• The Rs.27,000 crore loss reported by Tata Motors took the stock markets sharply down. The markets also saw the overhang of global slowdown reality after the EU warned of slowing growth across the EU region.
  • The ADAG fracas has not gone down well with the markets with stock across the group taking a huge hit. One cannot forget the systemic risks with Reliance Capital having AUM of over Rs.3 trillion under the aegis of its mutual fund!
  • FIIs were net buyers to the tune of Rs.844 crores while DFIs sold Rs.(-960) crore on Friday. FIIs may be a bit wary of buying into India debt after the rate cut as it takes away the relative attractiveness of Indian yields.
  • US markets were flat but European continued to be under pressure after downgrading growth across the EU region. SGX is in negative and the Chinese markets will reopen this week after a one-week holiday.

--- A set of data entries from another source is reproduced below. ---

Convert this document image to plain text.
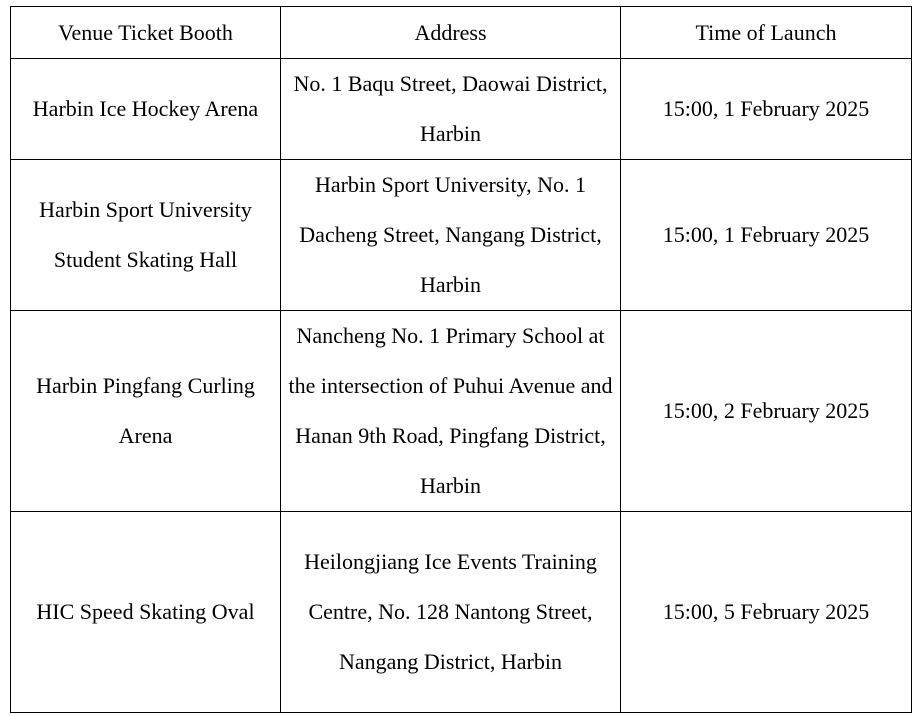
Venue Ticket Booth	Address	Time of Launch
Harbin Ice Hockey Arena	No. 1 Baqu Street, Daowai District, Harbin	15:00, 1 February 2025
Harbin Sport University Student Skating Hall	Harbin Sport University, No. 1 Dacheng Street, Nangang District, Harbin	15:00, 1 February 2025
Harbin Pingfang Curling Arena	Nancheng No. 1 Primary School at the intersection of Puhui Avenue and Hanan 9th Road, Pingfang District, Harbin	15:00, 2 February 2025
HIC Speed Skating Oval	Heilongjiang Ice Events Training Centre, No. 128 Nantong Street, Nangang District, Harbin	15:00, 5 February 2025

  • Bajaj Finance at the 2700 levels may be a play on intrinsic strength and also on the vast consumer accretive business of the company. We target Rs.3200 on the company in the next one quarter.
  • On Friday we had stuck our neck out and said that the sharp correction in Tata Motors on Friday should be used as a buying opportunity. We reiterate our stand that at these levels, the downside risk is very limited.
  • DLF remains our top bet in the realty space after a fairly positive budget. With the company likely to go zero debt by March end, one can accumulate the stock at Rs.165 for targets of Rs.210 in one quarter.
  • With the markets reacting to the Tata Motors one-time write off, we could see the markets again bouncing from lower levels. Play accordingly.